You know the one I mean—the one that ended today, after having raised $41,747,373.24 in one month. Author Brandon Sanderson was only looking for one million dollars, and he ended up having by far the most successful Kickstarter of all time.
I have followed the story with great interest since Sanderson’s first announcement at the beginning of the month. I have read countless other authors’ take on the story. Many of them were bitter in the extreme:
“He’s taking money away from minority authors.”
“He’s taking money away from new authors who are trying to get their work out there.”
“It’s not fair. What makes him so special?”
“I just wish I could succeed at crowdfunding like he did.”
There is no mystery here. I did not find this Kickstarter all that surprising. Anyone can succeed like Brandon Sanderson. All you have to do is first, learn to write well. Write at least a dozen epic novels while you are honing your skills, and before you get any published. Once you have achieved mastery of your craft and your genre, find a publisher, which is a whole lot easier when you’re highly skilled and have a large stack of finished novels to prove it.
Then, once your novels start reaching readers, go out and meet them. Spend weeks on the road every year attending cons and talking to fans and answering the same lame questions over and over—with a smile on your face. Find out what your readers love and give it to them. For bonus points, you might also want to try taking over another writer’s popular franchise and finish writing it for him. You can also teach classes and post videos on YouTube for those who can’t make it to the cons. Earn your readers’ trust by always delivering on your promises.
Every minute that you’re not doing all those other things, keep writing. Work very very hard.
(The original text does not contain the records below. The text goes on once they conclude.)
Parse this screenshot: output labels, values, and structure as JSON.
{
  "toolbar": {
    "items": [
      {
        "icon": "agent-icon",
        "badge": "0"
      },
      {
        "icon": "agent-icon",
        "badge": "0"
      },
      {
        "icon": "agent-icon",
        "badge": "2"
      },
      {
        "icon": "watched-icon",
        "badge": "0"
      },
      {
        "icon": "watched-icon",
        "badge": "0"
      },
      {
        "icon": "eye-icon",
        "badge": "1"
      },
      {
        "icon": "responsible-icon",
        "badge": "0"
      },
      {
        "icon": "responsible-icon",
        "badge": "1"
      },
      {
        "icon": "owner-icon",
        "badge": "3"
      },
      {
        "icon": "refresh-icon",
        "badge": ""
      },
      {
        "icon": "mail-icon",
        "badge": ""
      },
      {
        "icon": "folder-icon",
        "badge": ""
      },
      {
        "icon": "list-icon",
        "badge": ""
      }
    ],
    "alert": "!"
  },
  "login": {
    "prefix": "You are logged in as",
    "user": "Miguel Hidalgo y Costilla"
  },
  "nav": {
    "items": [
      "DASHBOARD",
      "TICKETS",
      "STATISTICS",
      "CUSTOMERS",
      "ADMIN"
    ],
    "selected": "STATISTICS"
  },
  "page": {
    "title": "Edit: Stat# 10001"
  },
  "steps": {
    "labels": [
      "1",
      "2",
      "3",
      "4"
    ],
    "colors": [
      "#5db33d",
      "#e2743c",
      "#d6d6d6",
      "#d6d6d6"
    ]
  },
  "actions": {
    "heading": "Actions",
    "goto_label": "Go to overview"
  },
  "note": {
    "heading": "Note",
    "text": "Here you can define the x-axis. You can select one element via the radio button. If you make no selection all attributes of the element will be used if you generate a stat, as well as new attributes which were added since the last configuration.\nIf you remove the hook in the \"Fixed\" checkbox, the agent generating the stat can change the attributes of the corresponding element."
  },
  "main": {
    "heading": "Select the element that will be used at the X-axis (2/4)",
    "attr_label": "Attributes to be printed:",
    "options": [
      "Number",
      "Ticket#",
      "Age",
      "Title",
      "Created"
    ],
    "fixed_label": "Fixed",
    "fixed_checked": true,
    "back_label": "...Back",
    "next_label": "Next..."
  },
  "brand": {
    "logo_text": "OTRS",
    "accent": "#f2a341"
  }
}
And once you’ve attracted a massive global following, and you’ve got some unexpected free time, write even more and produce a handful of novels that aren’t part of your contract with your publisher. Then set up a Kickstarter with cool rewards for your loyal readers, and see how it goes.
Sanderson earned his success the old-fashioned way—he worked for it. His Kickstarter isn’t somehow “taking” money away from other authors. It’s taking money away from Starbucks and movies and restaurant dinners, which his readers might have enjoyed instead of investing in his new books. It’s naïve to think that if they hadn’t funded his Kickstarter, they’d have bought someone else’s books. It’s his books that have enchanted them, and if he hadn’t offered this opportunity, his loyal fans would have spent their entertainment budget some other way.
Whatever you might think about Sanderson as a writer, the truth is that he was already in the very top tier of successful authors, and this Kickstarter just proves that he knows exactly whom he is writing for and what kind of stories they want from him. I watched the numbers continuing to rise for the last 10 minutes of the campaign this afternoon, and I cheered him on. Way to go, Sanderson.